Each failure in your log belongs to one of three causes, and each cause has a different fix.

- Loop design. The loop fed the wrong thing back, let the model answer before the tool returned, or had no retry after a bad parse. The fix is loop code. Adding one retry with the parser error shown to the model often recovers the formatting failures on its own.
- Tool interface. The format you demanded is hard for the model to emit, e.g., strict nested JSON. The fix is a simpler format, such as a single line like `CALC: 384 + 416`.
- Model capability. The loop is correct and the format is simple, and the model still loses the thread. The fix is a bigger or better model, and nothing you do to the loop will patch it.

A frontier model hides the first two causes because it recovers from awkward formats and sloppy loops. The small model surfaces them, which is why the small model is the better instrument for studying the loop itself.

## Try it

This takes about 25 minutes. No GPU is needed. A 1.5B model quantized to 4 bits is about 1 GB and runs on a laptop CPU.

1. Install llama.cpp and start a local server with a small model:

   ```bash
   brew install llama.cpp
   llama-server -hf Qwen/Qwen2.5-1.5B-Instruct-GGUF:Q4_K_M --port 8080
   ```

2. Hand-roll the loop.
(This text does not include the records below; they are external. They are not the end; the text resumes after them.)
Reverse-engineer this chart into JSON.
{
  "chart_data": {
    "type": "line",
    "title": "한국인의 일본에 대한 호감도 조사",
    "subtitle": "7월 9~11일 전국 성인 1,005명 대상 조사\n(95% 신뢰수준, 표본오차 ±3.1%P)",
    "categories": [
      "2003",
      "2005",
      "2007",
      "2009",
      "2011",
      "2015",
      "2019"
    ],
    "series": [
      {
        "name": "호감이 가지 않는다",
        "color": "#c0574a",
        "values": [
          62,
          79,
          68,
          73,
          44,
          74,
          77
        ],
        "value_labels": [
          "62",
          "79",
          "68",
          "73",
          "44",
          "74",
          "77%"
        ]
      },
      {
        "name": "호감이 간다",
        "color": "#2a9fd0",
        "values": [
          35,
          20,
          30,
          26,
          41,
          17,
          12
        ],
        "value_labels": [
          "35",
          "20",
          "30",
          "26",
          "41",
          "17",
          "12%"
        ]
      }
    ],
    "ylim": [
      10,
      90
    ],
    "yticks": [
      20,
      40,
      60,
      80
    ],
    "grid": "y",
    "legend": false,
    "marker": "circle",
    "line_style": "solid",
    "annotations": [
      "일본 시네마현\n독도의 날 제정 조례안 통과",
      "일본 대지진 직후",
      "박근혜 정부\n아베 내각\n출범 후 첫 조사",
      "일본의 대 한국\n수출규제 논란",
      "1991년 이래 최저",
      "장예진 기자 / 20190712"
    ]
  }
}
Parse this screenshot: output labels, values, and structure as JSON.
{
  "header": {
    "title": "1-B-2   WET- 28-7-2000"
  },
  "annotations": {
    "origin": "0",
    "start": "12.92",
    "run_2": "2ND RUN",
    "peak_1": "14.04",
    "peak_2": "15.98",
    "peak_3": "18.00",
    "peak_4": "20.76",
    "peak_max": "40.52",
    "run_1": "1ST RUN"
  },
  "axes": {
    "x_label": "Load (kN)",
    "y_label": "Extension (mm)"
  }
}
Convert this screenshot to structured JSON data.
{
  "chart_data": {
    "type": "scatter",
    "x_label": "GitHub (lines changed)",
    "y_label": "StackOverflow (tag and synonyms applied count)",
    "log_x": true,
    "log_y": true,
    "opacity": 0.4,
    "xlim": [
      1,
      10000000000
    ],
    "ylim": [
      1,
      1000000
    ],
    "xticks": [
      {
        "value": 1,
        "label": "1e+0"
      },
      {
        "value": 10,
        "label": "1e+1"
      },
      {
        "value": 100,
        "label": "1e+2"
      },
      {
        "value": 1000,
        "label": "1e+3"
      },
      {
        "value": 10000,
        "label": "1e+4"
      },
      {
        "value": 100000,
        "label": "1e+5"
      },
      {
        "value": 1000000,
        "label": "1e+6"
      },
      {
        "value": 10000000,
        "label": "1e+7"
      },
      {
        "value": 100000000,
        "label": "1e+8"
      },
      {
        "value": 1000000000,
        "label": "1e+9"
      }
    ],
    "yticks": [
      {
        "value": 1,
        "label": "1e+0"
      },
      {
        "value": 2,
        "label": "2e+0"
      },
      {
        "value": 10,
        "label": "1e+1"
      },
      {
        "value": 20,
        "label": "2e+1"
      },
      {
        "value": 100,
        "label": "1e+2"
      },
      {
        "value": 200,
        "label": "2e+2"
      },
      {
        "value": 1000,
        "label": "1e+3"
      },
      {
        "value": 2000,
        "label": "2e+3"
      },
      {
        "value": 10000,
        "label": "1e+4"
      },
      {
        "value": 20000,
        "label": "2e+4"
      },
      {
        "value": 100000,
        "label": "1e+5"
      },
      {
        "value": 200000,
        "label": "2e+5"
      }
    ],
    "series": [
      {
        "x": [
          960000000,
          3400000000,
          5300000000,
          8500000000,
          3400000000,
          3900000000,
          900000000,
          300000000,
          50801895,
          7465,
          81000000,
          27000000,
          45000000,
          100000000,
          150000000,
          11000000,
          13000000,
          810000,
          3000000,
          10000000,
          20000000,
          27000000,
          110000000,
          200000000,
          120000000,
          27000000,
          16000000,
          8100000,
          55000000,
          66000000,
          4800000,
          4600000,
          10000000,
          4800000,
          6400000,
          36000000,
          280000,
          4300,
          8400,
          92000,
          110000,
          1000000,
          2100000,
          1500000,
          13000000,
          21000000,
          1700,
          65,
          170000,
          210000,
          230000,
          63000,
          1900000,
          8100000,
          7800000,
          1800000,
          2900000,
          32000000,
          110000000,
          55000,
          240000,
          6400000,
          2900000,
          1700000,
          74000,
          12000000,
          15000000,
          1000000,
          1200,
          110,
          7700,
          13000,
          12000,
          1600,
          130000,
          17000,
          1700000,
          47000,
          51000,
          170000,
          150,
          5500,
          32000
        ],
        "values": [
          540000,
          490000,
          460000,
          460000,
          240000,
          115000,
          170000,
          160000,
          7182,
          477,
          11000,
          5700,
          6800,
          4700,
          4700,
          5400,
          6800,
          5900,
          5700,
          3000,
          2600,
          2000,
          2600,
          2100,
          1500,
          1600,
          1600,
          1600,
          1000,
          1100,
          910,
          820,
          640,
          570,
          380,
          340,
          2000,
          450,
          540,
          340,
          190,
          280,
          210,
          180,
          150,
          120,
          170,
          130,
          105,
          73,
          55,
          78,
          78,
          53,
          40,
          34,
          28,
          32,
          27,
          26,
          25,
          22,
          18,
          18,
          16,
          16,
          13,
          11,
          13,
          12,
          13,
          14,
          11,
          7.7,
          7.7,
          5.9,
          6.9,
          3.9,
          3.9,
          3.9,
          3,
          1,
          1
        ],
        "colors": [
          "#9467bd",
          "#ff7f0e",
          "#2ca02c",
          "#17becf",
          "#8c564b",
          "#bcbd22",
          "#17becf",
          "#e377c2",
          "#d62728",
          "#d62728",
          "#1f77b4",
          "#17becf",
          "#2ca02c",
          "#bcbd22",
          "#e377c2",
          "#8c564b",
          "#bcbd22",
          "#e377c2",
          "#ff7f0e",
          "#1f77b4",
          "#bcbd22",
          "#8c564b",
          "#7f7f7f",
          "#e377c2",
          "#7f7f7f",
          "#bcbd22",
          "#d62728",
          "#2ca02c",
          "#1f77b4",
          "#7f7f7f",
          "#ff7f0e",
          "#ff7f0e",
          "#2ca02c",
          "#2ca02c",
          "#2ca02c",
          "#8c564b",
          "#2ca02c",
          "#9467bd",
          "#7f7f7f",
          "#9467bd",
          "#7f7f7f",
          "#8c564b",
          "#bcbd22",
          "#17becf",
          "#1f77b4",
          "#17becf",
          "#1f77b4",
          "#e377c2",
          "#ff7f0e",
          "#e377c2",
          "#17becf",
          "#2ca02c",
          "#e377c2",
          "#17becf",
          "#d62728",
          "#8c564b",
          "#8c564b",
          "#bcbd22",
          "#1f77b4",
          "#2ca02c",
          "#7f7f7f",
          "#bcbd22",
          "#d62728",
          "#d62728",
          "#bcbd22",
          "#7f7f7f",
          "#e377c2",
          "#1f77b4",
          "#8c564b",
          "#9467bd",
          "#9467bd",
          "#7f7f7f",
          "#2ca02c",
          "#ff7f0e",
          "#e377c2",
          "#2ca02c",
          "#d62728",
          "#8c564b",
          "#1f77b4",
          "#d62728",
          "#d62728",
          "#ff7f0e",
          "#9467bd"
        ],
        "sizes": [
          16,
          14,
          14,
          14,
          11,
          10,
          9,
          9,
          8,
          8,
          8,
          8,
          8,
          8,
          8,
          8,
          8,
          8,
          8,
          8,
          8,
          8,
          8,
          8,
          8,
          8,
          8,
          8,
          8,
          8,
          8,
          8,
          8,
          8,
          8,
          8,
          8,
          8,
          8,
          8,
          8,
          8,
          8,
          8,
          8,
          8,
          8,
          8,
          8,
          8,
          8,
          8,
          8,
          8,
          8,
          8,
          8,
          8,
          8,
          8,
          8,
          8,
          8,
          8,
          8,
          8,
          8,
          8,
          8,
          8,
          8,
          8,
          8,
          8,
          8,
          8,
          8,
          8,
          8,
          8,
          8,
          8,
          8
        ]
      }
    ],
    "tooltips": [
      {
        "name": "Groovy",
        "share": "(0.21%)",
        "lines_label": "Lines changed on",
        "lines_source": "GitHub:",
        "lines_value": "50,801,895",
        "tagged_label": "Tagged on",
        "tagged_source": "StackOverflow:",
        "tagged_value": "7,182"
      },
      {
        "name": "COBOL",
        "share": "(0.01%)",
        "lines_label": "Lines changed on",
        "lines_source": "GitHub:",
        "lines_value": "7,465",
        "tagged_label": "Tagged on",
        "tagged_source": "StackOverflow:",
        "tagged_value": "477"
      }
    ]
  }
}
Do not use an agent framework, because the point is to own every line. The loop is about 30 lines of Python: post the transcript to `http://localhost:8080/v1/chat/completions`, look for a line starting with `CALC:` in the reply, evaluate the expression, append the result as a new message, and repeat up to 5 turns. Your system prompt defines the `CALC:` format and tells the model to write `ANSWER:` when done.
3. Run the percentage task from the worked example 10 times and log every transcript.
4. Swap in a larger model on the same loop and rerun. [Bonsai 8B](https://huggingface.co/prism-ml/Bonsai-8B-gguf) works as the larger local model, and as a rough estimate it needs about 6 GB of memory on CPU. A hosted frontier model through an API also works if you have a key.
5. Label every failed transcript with one cause: loop design, tool interface, or model capability. The test for each label is the fix. If a loop change would have saved the run, it is loop design. If a simpler format would have, it is tool interface. Otherwise it is model capability.

## Check yourself

- **Where did the small model fail most often?** Expected answer: at turn two, on state tracking or on tool call formatting, not on the arithmetic itself. The calculator does the arithmetic.
- **Which failures disappeared when you added a retry that shows the parser error?** Expected answer: most of the formatting failures. Those were loop design failures, not model failures, even though they looked like model failures at first.
- **Did the larger model succeed because it is more agentic?** Expected answer: no. It ran the same loop with the same tool and the same memory. It succeeded because the model part of the system is stronger, which is exactly the separation the exercise demonstrates.
- **What would you change first to help the small model, and why?** Expected answer: the tool interface, because a simpler format removes a whole failure class for free, and model capability is the most expensive part to change.

## Next steps

- Read the [llama.cpp ecosystem page](https://yourwildcard.ai/docs/ecosystem/llama-cpp.md) for what the runtime does and how the server flags work.
- Read the [inference stack overview](https://yourwildcard.ai/docs/concepts/inference-stack.md) to see where the loop you wrote sits relative to the runtime and the model.
- For choosing between the runtimes you just used, read [Ollama vs llama.cpp](/blog/ollama-vs-llama-cpp).

When you can do this, you can decompose agent failures into systems causes and model causes using a small model testbed.